Emanuel Vieira, CFA (Partners2U): “Se na economia se espera uma evolução positiva, nos mercados de capitais essa evolução pode já ter acontecido”

Emanuel Vieira
Emanuel Vieira, CFA. Créditos: Vítor Duarte

TRIBUNA de Emanuel Vieira, CFA, consultor de investimentos da Partners 2U.

O rumo geopolítico pós-Trump indicia melhor entendimento entre os blocos ocidentais, talvez para melhor competirem com o crescendo da China em termos económicos, militares e presença em grandes instituições mundiais. Os indícios que surgem de alguns entendimentos, tais como o recuo nas tarifas entre EUA e União Europeia e o acordo para acabar com guerra da subsidiação nas construtoras de aeronáutica e até, esmorecem o destaque em crescendo da China no panorama mundial.

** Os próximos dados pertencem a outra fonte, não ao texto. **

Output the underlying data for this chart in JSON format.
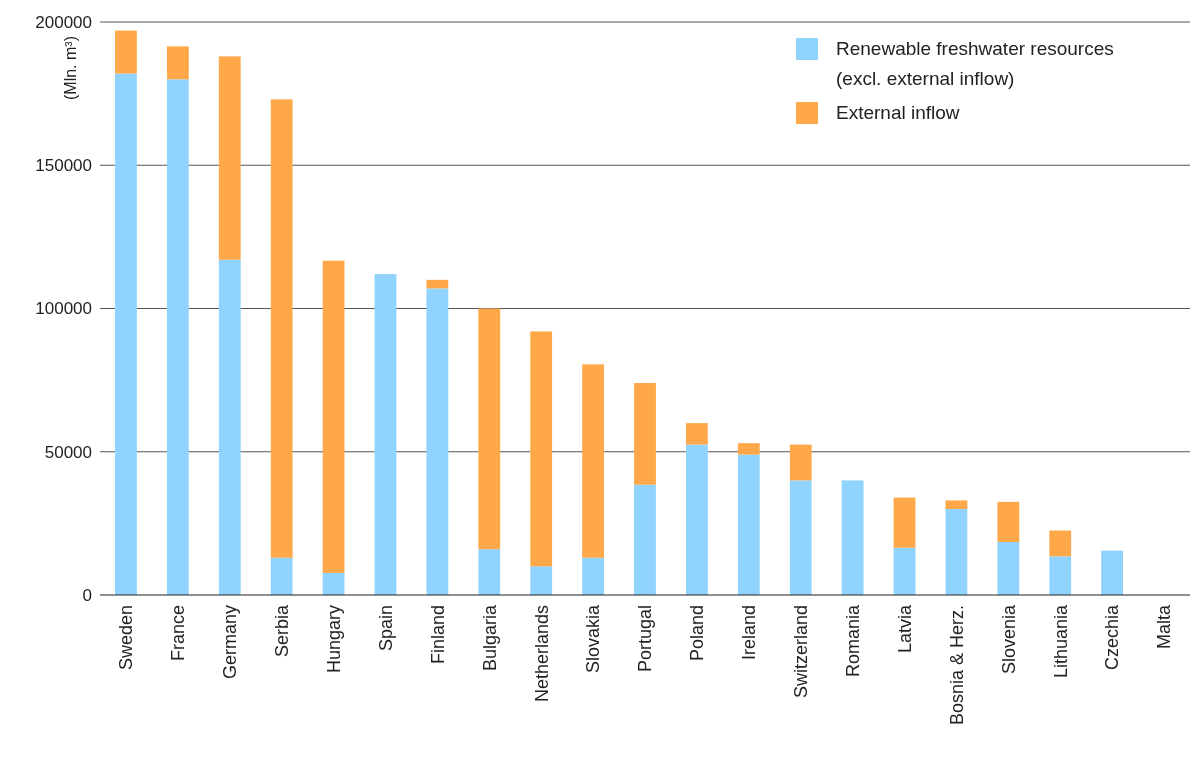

Os estímulos fiscais associados aos estímulos monetários deverão permitir uma recuperação económica mais visível nos Estados Unidos e Europa com a reabertura das economias a permitir um aumento do consumo (apelidado por alguns como consumo de vingança), quando comparada com a evolução do primeiro semestre. Na Ásia não se espera uma divergência tão elevada uma vez que as principais economias asiáticas não foram tão condicionadas pela pandemia no primeiro semestre, sendo até possível uma ligeira surpresa negativa devido à reorientação do consumo nos mercados ocidentais para produtos e serviços domésticos em detrimento do comércio online com mais peso de produção na Ásia.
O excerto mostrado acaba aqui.